Now Playing: Not playing. Working.
I talked with my little sister the other day and she was telling me about some article she read about how Japanese thinking is different from the normal way—I mean the Western way, and she mentioned two basic differences. One, which was tested by showing the test-taker a picture of a cow, grass and a chicken and asking them to circle two things that belong together (OK, so I don’t know the correct wording of the question, but indulge me), and the Asian students usually circle the cow and the grass because the cow eats the grass. Westerners circle the cow and chicken since they’re both animals. So the researchers propose that the normal way to think—sorry, there’s that prejudice acting up again—the Western way to think is in categories, while Asians are said to think more in terms of relationships. And I think mostly about getting out of relationships. Burn! No bail. (Family Guy reference).

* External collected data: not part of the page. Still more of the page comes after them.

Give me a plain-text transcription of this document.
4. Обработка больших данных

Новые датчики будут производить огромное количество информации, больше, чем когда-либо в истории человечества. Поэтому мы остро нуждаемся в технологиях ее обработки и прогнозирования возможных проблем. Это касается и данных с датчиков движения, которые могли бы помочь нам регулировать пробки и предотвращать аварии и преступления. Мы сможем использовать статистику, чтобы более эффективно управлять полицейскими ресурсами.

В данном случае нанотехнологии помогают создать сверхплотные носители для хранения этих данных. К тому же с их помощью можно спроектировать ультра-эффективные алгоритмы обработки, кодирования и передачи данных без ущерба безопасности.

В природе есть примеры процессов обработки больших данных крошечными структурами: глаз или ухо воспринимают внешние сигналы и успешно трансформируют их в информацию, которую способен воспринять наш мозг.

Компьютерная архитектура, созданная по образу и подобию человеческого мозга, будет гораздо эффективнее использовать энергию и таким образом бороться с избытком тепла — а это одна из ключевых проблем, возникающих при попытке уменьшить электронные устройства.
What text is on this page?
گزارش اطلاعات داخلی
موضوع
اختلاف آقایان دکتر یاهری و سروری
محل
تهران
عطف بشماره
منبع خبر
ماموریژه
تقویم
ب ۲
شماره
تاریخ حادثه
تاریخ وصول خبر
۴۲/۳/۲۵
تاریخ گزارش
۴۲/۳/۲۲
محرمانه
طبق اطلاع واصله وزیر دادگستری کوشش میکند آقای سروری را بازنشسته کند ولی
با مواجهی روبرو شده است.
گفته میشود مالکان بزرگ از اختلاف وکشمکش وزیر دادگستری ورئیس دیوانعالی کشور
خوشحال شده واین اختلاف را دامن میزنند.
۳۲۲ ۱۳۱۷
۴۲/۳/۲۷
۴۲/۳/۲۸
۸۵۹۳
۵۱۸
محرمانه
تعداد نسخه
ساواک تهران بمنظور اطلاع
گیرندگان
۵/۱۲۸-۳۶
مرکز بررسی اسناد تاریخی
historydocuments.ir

And the ADD student who has been brought up on violent video games draws teeth on the grass and has it eat the cow and chicken while saying, “Grassman wins! Fatality!” I guess I’ve gotten more juvenile since I’ve been in Jpaan. Didn’t see that coming, did you, mom?
I’m not a psychologist, so I can’t intelligently say how Japanese people think, but I do run into differences right and left. It’s like a steeplechase. For example, I had to explain how to make a grading rubric for essays to every teacher. That’s one of the most basic teaching tools. So that’s one hurdle. It’s not that surprising, actually, since Japanese schools rarely (if ever) require students to write essays or papers of any kind, as most of the grading is determined my mid-term and term-end exams.
When I first came to Japan, I didn’t really know what I should do in lessons. But I knew what they were doing was BS. I experimented, with lots of bad results and failures in class, but over the course of my time here, with trial and error, research and stealing good lessons from other Americans, and also through my own Japanese language study, I think I’ve figured out how to give a really good language lesson. It’s really depressing that I have to ditch all that, since I’ll be teaching science come fall. Teaching English is really meaningful if you have willing students and you can watch kids improve. But it’s equally painful watching them struggle and lose motivation while a teacher who doesn’t know what they’re doing pounds them into place.
This year I have students writing essays, and third year students are writing journals. They write really great stuff. Some of it makes you want to cry, like when I get compliments I don’t deserve, “You cut hair is happy” (I’m glad you got a haircut), or laugh, like a student who did an essay on superpowers (I give themes like that), and she chose to have photosynthetic hair, and a guy who chose to have the ability to generate electricity so that he could charge his cell phone. Well it cracks me up. It’s better than reading example sentences from the grammar book, such as, “He made five mistakes in as many lines.” If I have to read that again I’m going to puke five times in as many toilets.